If you have bad credit, getting approved for a credit card can be tricky.
When credit card companies approve you for a card, they're basically loaning you a certain amount of money to spend however you like. Depending on what your limit is, this amount may be as little as a few hundred bucks or as much as tens of thousands of dollars. So how do they decide who to lend to and how much to trust them with? It all comes down to a little something called a "credit score." If your score has managed to dip below 630, then you've fallen into the "bad/poor" credit score zone. Here is our list of best cards for consumers with bad credit.
WalletGeek's Best Cards for Bad Credit
The Shady Credit Zone :
If your score has managed to dip below 630, then you’ve fallen into the “bad/poor” credit score zone. This is going to make lenders a bit more hesitant to lend you money and if they do, it will likely come with a higher interest rate. That said, a bad credit score doesn’t have to stay that way forever. Ironically, getting a credit card and reestablishing credibility by making your payments on time is a great way to help your credit score make a comeback. That’s why some cards are designed specifically for people in this situation.
If you’re shocked to find that you have bad credit even though you’ve never even had a credit card, then don’t worry. This is actually fairly common and just means that you haven’t really had a chance to establish whether you’re reliable about making payments or not. While credit card companies have no evidence you won’t repay them in a timely manner, they have no evidence that you’re a stickler about it either.
What Else Can Hurt My Credit Score?
Aside from not having a credit history or having a relatively unflattering one, several other factors can also bring your score down. The main factors that go into determining your credit score include:
Your Payment History
The biggest factor in determining whether your score is great or not so great is how often you pay your bills on time. While being a day or two late may not do too much damage to your score, you’re likely to see it take a hit when you’re over 30 days late on a payment.
How Much You Already Owe
Your credit score factors in both how much available credit you’ve already got and how much of it you’ve already used. Generally, the closer your current lines of credit are to being maxed out, the lower your score will drop. It’d be like a friend asking you to borrow money after they’d already borrow $500 from five other people. It might make you think twice about trusting them to ever actually pay you back.
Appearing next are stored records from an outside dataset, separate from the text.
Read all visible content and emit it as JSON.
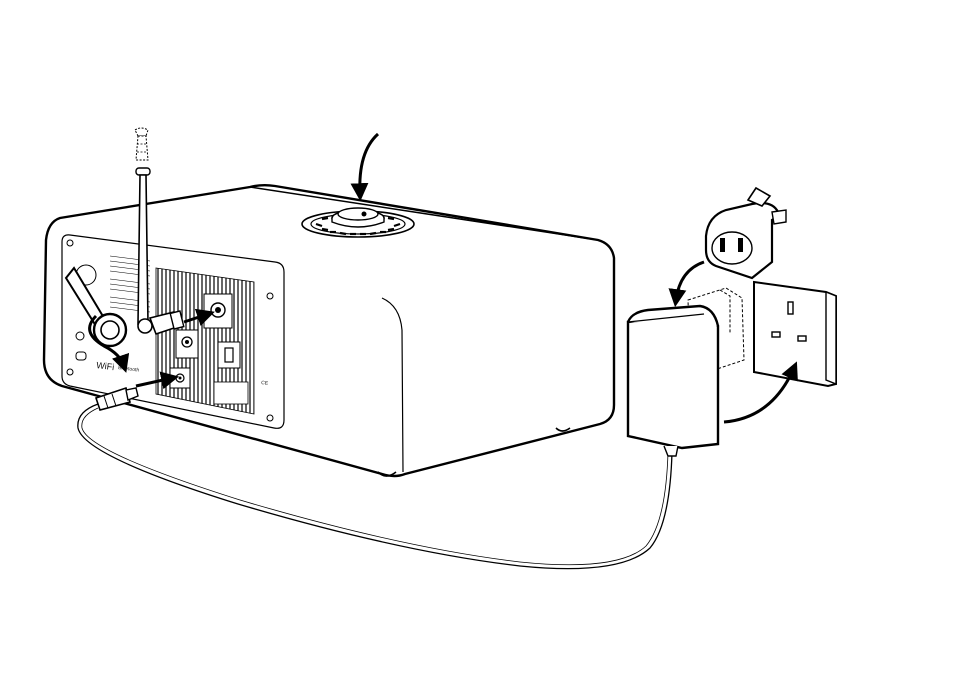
{
  "illustration": {
    "subject": "radio-setup-connection-diagram",
    "line_color": "#000000",
    "background_color": "#ffffff",
    "panel_labels": {
      "wifi": "WiFi",
      "bluetooth": "Bluetooth",
      "ce_mark": "CE"
    },
    "icons": [
      "telescopic-antenna-icon",
      "control-knob-icon",
      "power-adapter-icon",
      "plug-head-icon",
      "wall-socket-icon",
      "arrow-icon"
    ]
  }
}
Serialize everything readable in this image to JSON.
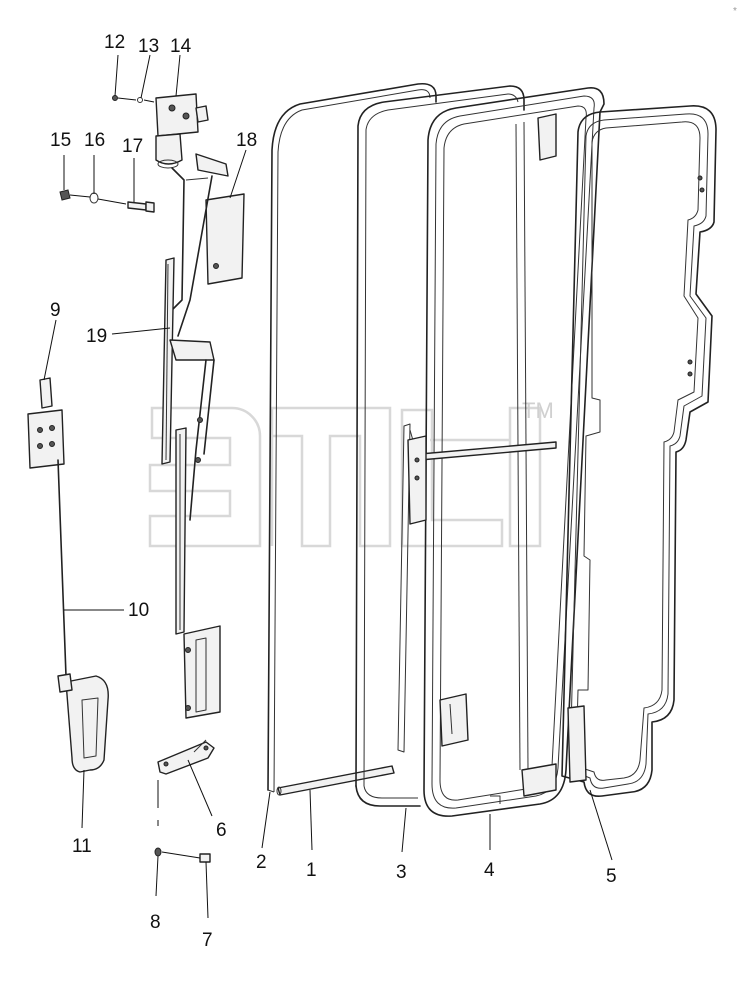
{
  "watermark": {
    "tm": "TM"
  },
  "corner_mark": "*",
  "callouts": [
    {
      "id": "1",
      "label": "1"
    },
    {
      "id": "2",
      "label": "2"
    },
    {
      "id": "3",
      "label": "3"
    },
    {
      "id": "4",
      "label": "4"
    },
    {
      "id": "5",
      "label": "5"
    },
    {
      "id": "6",
      "label": "6"
    },
    {
      "id": "7",
      "label": "7"
    },
    {
      "id": "8",
      "label": "8"
    },
    {
      "id": "9",
      "label": "9"
    },
    {
      "id": "10",
      "label": "10"
    },
    {
      "id": "11",
      "label": "11"
    },
    {
      "id": "12",
      "label": "12"
    },
    {
      "id": "13",
      "label": "13"
    },
    {
      "id": "14",
      "label": "14"
    },
    {
      "id": "15",
      "label": "15"
    },
    {
      "id": "16",
      "label": "16"
    },
    {
      "id": "17",
      "label": "17"
    },
    {
      "id": "18",
      "label": "18"
    },
    {
      "id": "19",
      "label": "19"
    }
  ]
}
The Length Of Time You’ve Maintained Credit
The longer you’ve had a line of credit and managed to stay in good standing with the lender, the better your score will be. Say, for instance, that you pay off a credit card and don’t plan to use it again. If you don’t have to pay an annual fee to keep it open, it can actually help build your credit if you do. If you’re worried about getting into debt again, you can even cut the card up, use the card number once a year to buy something online, and pay it off immediately. As strange as this sounds, the longer you keep an account open with no problems, the higher your score will be.
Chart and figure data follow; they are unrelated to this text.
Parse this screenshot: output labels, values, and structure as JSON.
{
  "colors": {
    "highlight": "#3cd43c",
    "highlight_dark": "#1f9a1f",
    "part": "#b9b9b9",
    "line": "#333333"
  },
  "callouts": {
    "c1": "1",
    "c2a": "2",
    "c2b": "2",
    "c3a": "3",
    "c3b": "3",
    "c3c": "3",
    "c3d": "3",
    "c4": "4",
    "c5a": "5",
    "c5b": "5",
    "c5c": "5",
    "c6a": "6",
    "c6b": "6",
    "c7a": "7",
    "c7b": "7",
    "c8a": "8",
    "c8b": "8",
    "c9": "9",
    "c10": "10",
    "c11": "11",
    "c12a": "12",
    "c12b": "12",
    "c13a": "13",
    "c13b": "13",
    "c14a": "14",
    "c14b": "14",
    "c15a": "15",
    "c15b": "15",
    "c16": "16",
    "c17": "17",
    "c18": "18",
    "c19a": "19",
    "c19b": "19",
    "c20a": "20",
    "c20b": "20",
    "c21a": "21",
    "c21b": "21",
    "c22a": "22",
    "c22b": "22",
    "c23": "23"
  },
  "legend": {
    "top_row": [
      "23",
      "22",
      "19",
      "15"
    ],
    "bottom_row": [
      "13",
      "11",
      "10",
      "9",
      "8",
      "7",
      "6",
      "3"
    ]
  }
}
What Types Of Credit You Have
Though it’s best not to run out and get eight different loans when you’re just starting out, you’ll notice that your score will go up as you take out different types of credit. These can range from credit cards to car loans to mortgages. While different types of loans can boost your credit, keep in mind that they won’t do you any favors unless you make the payments on time!
How Many Times You’ve Applied For Credit
If you’re going to apply for a credit card, then make sure to be picky before you send in your application. Applying for several different cards at once can make you look desperate and hurt your score in a big way. Even a single application may knock your score down a few points, but it’s usually only a temporary thing.
The Best Cards for Rebuilding Bad Credit :
While your credit score will play a big factor in whether you can get approved for a credit card or not, some companies will also consider things like your income and other factors. Though it’s going to be a bit harder to get approved for a new line of credit, it’s not impossible. That said, it’s highly recommended that you pay off your old creditors before attempting to open a new card to help rebuild your financial reputation.
When the time comes, secured credit cards are a good place to start. A secured credit card is basically one that you agree to put down a security deposit on if you’re approved for. Usually a few hundred dollars or so, the deposit is the credit card company’s collateral in case you don’t end up paying your bill.
If you do pay your bills on time, you’ll not only boost your credit score, but you’ll also eventually be able to upgrade your account to a regular card. Upon upgrading, you’ll get the security deposit back, along with the assurance that you’re on the road to financial redemption.
There’s also a chance that you could get approved for a regular or “unsecured” credit card, but be wary of any that will approve you if your score is in the poor zone. They tend to come with incredibly high-interest rates and confusing terms. While they may help you build your score in the short run, they’re not the kind of card you’re going to want to keep around for very long. Closing them can hurt your credit score and the risk that they’ll only get you into deeper debt is much higher.